Emperyalizmin 7 yıllık Suriye operasyonunun en büyük ortaklarından biri olan Türkiye, son 2 yılda şekilden şekle giren ABD-Rusya itişmesinin içinde kendisine yer bulamaz hale geldi. Özellikle Suriye ordusu ile Rusya’nın İdlib’e yönelmesiyle birlikte Türkiye açısından kaçınılmaz son bir kol mesafesi kadar yaklaşmıştı.

İdlib’e yerleşen ve Türkiye’nin garantörlüğü altındaki silahlı gruplar, Suriye ve Rusya’nın İdlib’i alacağı belli olduktan sonra bir sıkışma içine düştüler. Ya yok olacaklardı ya da...

Ya da Türkiye tarafından kurtarılacak ve Suriye topraklarında yeni bir cebe yerleştirileceklerdi.

İdlib’teki silahlı grupların taşınması Türkiye için iki fayda sağlıyordu.

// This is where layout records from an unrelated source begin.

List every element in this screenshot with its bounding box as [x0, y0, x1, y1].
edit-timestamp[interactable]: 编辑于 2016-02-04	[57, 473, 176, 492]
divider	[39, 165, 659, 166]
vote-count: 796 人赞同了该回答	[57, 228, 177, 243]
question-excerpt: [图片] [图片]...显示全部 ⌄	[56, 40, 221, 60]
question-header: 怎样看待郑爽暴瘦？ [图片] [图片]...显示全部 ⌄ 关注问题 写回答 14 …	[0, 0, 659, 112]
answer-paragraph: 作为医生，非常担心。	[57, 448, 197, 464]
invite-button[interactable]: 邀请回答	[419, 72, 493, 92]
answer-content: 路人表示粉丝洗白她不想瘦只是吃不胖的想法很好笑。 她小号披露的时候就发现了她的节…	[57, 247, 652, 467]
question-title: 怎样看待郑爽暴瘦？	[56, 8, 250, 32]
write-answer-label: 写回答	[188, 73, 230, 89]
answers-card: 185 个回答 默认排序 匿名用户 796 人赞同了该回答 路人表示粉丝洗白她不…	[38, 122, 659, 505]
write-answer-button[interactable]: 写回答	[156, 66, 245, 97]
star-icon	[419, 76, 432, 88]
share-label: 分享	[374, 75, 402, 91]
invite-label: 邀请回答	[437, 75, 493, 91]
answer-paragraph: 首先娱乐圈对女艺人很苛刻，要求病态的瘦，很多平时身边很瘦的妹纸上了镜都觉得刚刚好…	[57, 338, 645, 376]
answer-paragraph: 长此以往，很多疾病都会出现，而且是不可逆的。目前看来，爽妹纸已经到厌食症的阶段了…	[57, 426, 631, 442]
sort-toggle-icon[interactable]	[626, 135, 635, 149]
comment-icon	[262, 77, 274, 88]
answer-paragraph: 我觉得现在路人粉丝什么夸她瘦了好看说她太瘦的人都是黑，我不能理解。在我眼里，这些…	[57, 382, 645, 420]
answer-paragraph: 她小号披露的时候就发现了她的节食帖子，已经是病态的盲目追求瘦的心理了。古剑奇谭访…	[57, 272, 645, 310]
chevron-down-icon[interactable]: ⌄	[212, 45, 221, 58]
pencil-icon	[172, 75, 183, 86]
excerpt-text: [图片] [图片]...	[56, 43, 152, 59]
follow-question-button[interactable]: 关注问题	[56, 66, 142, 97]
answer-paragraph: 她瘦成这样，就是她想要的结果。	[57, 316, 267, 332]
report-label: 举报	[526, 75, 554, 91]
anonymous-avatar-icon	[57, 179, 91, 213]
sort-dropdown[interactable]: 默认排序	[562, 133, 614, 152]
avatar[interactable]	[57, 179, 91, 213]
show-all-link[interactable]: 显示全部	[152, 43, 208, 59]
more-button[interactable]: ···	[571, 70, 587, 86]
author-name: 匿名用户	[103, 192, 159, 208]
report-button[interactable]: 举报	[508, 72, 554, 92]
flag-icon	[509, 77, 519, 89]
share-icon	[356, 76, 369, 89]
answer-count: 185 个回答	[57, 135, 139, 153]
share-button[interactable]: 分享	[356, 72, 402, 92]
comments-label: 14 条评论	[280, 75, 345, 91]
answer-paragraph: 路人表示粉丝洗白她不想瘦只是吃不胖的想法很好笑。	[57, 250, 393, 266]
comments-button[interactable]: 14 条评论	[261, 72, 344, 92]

Birincisi, Suriye’de bir kara gücünü kontrol eden unsur olarak Türkiye, Suriye masasındaki yerini korumuş, denklemden düşmemiş olacaktı. İkincisi ise, ÖSO adı altındaki grupların İdlib’ten Afrin’e taşınması ve Kürtlere saldırtılması, iç siyasetteki Kürt düşmanlığının pekiştirilmesi açısından işlevliydi.

Sonuçta, Türkiye, Afrin’e düzenlediği harekat ile birlikte İdlib’te biriktirdiği silahlı grupları bir başka Suriye kentine yerleştirerek Suriye denkleminden dışlanmanın önünü aldı. Ayrıca, Kürt düşmanlığının sunduğu ve sunacağı fayda ile ülkenin iç siyasetini de kendi çıkarları etrafında dizayn etmeyi başardı.

Velhasıl, savaştayız.

Saray Rejimi, silahlı gruplar eliyle Suriye’yi parçalayabilsin ve bu arada ülke içinde faşizan bir rejimi kurarken tüm muhalefeti hizaya çekebilsin diye savaştayız.

***

Ve hazin olan, Türkiye’de kendisine “sol” diyen kesimler içinde de bu savaşı savunanlar, savaşa gerekçe üretenler oldu.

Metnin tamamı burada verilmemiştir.